Dass sich ein solcher Protest nicht jederzeit wiederholen lässt, bedeutet nicht, dass die Bevölkerung ihre Haltung geändert hat. Es bedeutet vielmehr, dass ein unbewaffnetes Volk einem hochgerüsteten Machtapparat gegenübersteht, der über Revolutionsgarden, Basidsch-Milizen, Geheimdienste, Gefängnisse und einen vollständig abhängigen Justizapparat verfügt.
Hinzu kommt die große Enttäuschung über die internationale Gemeinschaft. Viele Menschen im Iran haben den Eindruck, dass ihre Forderungen nach Freiheit und Menschenrechten zwar mit Worten unterstützt werden, sie in den entscheidenden Momenten jedoch weitgehend allein gelassen werden. Geopolitische und wirtschaftliche Interessen haben allzu oft Vorrang vor einer konsequenten Unterstützung der iranischen Zivilgesellschaft.
Auch ein militärischer Angriff von außen schafft nicht automatisch die Voraussetzungen für einen Volksaufstand. Im Gegenteil: In einer Situation von Bombardierungen, Unsicherheit und existenzieller Bedrohung versuchen die meisten Menschen zunächst, ihre Familien zu schützen. Diese Reaktion ist zutiefst menschlich und darf weder als Loyalität gegenüber dem Regime noch als fehlender Wunsch nach Freiheit interpretiert werden.
Der Iran ist nicht unveränderlich. Aber von einer terrorisierten und schutzlosen Bevölkerung zu erwarten, dass sie allein einen der brutalsten Unterdrückungsapparate der Gegenwart stürzt, ist weder realistisch noch gerecht.
Nicht der Wille zur Veränderung fehlt.

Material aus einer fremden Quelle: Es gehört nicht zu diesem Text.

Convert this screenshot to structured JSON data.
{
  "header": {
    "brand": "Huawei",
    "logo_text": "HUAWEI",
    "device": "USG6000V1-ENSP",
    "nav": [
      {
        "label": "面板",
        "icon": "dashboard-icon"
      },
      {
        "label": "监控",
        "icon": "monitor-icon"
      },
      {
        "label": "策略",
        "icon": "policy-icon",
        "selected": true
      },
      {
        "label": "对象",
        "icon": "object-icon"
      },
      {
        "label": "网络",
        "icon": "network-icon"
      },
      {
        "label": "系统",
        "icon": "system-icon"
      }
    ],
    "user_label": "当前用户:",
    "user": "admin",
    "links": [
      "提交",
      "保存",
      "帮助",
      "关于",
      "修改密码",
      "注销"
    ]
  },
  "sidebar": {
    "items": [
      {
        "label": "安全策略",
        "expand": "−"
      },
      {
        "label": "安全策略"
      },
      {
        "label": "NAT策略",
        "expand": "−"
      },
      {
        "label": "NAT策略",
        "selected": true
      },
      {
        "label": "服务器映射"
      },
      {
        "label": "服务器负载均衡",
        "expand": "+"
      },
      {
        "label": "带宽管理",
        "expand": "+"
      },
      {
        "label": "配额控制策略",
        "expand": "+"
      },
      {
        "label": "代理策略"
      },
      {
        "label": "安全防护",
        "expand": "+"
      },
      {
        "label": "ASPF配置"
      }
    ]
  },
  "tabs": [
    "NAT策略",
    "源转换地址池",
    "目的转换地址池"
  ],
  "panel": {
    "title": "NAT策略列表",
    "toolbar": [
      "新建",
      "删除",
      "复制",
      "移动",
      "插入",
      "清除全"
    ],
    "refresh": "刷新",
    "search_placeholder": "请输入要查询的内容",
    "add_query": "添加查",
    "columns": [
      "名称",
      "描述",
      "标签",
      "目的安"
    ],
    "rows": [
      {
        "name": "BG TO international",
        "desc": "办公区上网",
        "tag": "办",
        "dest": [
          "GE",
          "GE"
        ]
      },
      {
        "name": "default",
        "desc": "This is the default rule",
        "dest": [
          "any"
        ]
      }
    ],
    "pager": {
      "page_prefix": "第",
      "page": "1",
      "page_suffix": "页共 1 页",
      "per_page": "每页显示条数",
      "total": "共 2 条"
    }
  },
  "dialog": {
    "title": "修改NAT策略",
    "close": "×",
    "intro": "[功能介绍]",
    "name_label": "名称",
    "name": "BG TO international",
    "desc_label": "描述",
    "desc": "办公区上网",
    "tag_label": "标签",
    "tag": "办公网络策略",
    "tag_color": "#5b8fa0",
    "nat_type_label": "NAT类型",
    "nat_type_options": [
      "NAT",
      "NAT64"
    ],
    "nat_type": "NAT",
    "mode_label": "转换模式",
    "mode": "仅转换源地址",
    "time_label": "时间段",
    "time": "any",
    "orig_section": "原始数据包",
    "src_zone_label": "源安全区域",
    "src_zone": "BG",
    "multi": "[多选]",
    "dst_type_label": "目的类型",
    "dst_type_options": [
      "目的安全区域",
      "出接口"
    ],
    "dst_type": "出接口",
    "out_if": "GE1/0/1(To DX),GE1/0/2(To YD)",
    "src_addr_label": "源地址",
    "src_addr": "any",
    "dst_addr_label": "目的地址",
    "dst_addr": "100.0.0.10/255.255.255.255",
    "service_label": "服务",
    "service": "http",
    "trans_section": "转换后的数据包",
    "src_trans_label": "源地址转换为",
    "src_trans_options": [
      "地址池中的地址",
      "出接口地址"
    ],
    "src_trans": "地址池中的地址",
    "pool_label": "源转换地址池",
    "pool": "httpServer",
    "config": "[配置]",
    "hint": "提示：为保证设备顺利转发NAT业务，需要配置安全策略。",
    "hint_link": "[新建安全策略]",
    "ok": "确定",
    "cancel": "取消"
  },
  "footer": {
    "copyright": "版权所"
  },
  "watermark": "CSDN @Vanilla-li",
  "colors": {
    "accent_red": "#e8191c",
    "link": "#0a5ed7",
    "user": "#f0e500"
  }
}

Es fehlen Sicherheit, internationale Solidarität und eine glaubwürdige Unterstützung jener demokratischen Kräfte, die seit Jahrzehnten unter Einsatz ihres Lebens für Freiheit, Rechtsstaatlichkeit und Menschenrechte kämpfen.

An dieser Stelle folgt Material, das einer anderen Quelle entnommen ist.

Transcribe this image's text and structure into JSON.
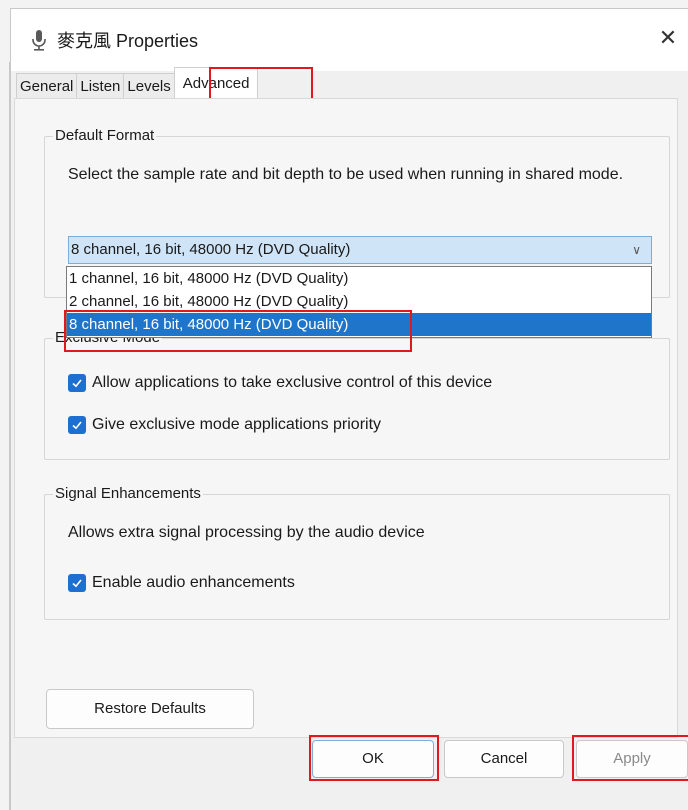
{
  "window": {
    "title": "麥克風 Properties",
    "close_label": "✕"
  },
  "tabs": [
    {
      "label": "General"
    },
    {
      "label": "Listen"
    },
    {
      "label": "Levels"
    },
    {
      "label": "Advanced",
      "active": true
    }
  ],
  "default_format": {
    "title": "Default Format",
    "description": "Select the sample rate and bit depth to be used when running in shared mode.",
    "selected": "8 channel, 16 bit, 48000 Hz (DVD Quality)",
    "options": [
      "1 channel, 16 bit, 48000 Hz (DVD Quality)",
      "2 channel, 16 bit, 48000 Hz (DVD Quality)",
      "8 channel, 16 bit, 48000 Hz (DVD Quality)"
    ],
    "highlighted_option_index": 2
  },
  "exclusive_mode": {
    "title": "Exclusive Mode",
    "allow_exclusive": {
      "label": "Allow applications to take exclusive control of this device",
      "checked": true
    },
    "give_priority": {
      "label": "Give exclusive mode applications priority",
      "checked": true
    }
  },
  "signal_enhancements": {
    "title": "Signal Enhancements",
    "description": "Allows extra signal processing by the audio device",
    "enable": {
      "label": "Enable audio enhancements",
      "checked": true
    }
  },
  "buttons": {
    "restore_defaults": "Restore Defaults",
    "ok": "OK",
    "cancel": "Cancel",
    "apply": "Apply"
  },
  "colors": {
    "accent": "#1d6fd1",
    "selection": "#1f75c9",
    "annotation_red": "#e0191f"
  }
}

Ich würde mich sehr freuen, wenn Sie diese Stellungnahme als Leserbrief oder Gastbeitrag im Tageblatt veröffentlichen würden. Gerade angesichts der großen Bedeutung des Themas halte ich es für wichtig, dass auch die Perspektive vieler Iranerinnen und Iraner Gehör findet, die unter diesem Regime leiden und deren Schweigen allzu oft fälschlicherweise als Zustimmung interpretiert wird.